Safranal, a component of saffron, indicates anti-
tumor activities; however, the precise mechanism of this effect has remained elusive. In this study we investigated
tubulin assembly and structure in the presence of
safranal to open the new horizons about the potential of
safranal as an anti-
tumor agent via microtubule disfunction. Anti-microtubule activity of
safranal was evaluated by turbidimetric method and transmission electron microscopy (TEM).
Safranal (0.1-70μM) was incubated with
tubulin (5μM) and
tubulin structural changes was surveyed using fluorometry.
Tubulin binding site with
safranal was estimated by molecular docking. Microtubule polymerization decreased significantly in the presence of
safranal, regardless of its concentration and the IC50 value was obtained 72.19μM.

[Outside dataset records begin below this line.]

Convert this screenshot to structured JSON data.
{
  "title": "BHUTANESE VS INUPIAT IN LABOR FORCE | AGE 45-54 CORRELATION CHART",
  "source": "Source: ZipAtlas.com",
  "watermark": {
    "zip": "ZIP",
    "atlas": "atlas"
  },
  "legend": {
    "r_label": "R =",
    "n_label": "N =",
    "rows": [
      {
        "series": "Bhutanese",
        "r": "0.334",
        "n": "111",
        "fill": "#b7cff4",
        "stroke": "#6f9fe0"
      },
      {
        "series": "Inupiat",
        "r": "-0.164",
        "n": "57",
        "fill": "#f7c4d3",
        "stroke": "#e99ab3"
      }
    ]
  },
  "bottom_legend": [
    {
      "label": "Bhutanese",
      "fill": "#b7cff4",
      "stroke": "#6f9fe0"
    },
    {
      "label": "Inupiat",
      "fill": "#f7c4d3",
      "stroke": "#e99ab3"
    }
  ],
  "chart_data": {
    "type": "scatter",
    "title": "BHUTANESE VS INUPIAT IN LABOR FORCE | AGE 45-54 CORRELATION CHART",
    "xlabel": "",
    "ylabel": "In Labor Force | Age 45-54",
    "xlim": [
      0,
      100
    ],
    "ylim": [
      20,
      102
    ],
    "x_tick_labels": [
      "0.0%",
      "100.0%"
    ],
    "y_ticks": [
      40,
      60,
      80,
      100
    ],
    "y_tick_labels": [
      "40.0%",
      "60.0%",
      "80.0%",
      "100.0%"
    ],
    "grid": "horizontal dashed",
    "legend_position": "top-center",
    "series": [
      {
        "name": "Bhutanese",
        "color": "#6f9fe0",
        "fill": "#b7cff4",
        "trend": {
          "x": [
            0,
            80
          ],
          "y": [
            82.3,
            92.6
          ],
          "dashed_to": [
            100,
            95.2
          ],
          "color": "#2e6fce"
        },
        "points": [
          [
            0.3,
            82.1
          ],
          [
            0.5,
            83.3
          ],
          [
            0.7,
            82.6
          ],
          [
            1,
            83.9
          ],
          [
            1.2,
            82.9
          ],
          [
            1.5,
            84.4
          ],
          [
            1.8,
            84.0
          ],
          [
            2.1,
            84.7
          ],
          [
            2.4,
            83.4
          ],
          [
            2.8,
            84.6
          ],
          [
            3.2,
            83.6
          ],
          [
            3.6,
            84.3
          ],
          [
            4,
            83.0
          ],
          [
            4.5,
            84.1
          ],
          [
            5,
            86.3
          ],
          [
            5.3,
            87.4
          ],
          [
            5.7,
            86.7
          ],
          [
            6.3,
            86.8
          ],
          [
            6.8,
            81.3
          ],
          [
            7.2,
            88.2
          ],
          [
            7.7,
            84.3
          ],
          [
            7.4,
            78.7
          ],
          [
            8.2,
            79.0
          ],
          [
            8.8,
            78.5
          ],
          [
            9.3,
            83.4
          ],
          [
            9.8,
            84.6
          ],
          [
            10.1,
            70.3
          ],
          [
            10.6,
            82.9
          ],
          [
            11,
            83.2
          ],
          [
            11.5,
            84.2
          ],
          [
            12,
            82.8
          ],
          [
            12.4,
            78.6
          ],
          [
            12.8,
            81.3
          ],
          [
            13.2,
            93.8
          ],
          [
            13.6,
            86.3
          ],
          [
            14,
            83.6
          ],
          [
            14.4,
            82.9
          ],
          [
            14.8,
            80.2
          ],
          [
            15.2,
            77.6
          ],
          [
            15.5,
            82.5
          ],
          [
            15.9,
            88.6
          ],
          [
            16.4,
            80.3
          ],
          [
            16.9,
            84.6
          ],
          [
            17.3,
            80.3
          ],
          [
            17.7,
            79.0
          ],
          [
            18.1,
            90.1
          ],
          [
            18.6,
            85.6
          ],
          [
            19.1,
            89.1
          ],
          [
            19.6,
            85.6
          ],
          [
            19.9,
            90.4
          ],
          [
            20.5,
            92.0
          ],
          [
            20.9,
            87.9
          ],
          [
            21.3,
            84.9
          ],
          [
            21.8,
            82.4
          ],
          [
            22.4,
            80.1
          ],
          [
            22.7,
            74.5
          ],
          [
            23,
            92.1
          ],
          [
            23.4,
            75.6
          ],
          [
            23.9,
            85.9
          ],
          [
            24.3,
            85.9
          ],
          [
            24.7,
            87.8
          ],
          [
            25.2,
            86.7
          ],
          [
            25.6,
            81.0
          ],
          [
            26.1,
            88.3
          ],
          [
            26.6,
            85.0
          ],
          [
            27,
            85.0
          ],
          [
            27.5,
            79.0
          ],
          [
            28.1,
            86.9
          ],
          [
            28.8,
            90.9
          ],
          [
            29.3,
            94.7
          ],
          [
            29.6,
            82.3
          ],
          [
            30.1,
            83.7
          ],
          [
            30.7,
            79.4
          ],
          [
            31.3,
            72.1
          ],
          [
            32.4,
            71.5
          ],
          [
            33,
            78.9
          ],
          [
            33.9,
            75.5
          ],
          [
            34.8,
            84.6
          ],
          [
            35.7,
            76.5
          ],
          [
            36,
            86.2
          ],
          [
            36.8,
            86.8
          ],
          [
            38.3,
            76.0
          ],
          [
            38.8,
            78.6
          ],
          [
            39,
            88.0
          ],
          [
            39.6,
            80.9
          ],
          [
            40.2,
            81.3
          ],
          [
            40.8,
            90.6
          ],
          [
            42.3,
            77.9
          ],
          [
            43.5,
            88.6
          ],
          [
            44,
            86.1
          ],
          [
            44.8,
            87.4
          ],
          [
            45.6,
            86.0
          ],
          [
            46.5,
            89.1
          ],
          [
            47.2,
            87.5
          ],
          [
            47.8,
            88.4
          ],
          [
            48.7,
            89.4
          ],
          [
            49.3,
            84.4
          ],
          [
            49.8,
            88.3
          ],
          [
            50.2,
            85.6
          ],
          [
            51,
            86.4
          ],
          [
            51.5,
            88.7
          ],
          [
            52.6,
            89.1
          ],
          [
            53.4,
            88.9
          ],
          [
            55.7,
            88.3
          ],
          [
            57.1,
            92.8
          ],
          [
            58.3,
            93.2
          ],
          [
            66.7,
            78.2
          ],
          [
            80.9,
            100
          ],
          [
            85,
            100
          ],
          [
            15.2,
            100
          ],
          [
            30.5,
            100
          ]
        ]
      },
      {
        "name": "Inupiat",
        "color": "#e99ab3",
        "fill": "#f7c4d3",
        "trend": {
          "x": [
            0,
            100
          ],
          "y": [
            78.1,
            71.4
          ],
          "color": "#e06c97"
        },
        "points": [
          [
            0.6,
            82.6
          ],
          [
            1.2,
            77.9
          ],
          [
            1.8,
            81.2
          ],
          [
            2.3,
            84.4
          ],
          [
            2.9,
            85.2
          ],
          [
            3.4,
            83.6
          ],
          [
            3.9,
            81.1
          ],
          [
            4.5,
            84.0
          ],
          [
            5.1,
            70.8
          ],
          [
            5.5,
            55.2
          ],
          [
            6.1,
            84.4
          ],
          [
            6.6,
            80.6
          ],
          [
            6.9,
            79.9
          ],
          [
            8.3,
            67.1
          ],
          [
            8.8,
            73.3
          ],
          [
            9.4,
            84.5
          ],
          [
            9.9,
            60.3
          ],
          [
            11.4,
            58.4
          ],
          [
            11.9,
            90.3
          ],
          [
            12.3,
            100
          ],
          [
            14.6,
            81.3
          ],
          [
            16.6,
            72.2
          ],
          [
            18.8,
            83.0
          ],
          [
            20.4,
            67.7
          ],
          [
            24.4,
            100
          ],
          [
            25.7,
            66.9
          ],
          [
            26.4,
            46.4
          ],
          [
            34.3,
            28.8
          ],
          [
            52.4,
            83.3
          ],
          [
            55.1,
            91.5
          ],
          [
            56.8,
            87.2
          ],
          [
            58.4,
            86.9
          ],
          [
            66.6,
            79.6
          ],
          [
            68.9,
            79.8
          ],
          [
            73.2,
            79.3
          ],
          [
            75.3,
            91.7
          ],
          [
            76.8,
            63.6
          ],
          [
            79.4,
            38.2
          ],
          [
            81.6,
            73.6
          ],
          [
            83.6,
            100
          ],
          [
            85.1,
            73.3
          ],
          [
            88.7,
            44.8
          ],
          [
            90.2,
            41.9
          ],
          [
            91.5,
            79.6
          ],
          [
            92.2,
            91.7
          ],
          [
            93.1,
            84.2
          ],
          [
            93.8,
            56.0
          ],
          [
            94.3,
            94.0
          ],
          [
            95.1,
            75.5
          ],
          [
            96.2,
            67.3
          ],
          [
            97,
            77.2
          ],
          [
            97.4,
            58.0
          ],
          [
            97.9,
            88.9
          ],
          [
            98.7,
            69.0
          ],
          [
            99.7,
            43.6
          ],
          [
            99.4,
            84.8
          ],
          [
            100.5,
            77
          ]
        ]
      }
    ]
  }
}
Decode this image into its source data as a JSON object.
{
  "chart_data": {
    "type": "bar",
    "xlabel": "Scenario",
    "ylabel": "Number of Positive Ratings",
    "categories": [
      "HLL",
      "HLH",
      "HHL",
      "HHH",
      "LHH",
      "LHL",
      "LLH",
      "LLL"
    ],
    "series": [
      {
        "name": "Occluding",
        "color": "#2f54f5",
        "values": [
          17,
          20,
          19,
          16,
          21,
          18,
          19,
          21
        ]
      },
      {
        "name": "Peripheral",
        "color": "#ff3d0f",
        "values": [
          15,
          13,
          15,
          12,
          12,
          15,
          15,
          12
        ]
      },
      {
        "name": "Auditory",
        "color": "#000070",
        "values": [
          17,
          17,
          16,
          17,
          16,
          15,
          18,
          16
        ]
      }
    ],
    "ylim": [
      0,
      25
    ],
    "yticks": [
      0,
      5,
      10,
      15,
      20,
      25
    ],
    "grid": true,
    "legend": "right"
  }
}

Safranal was situated between α and β
tubulin closer to α-
tubulin and hydrogen bond with Gly 142 and hydrophobic interactions played critical roles for
safranal molecule stabilization in binding site. It seems that decline of
tubulin assembly could result from
tubulin structural changes through
safranal bindings between alpha and
beta tubulin with ΔG(0) of -5.63kcal/mol.
Safranal can be taken into account as an
anticancer agent; however, in vivo experiments are required to confirm this conclusion.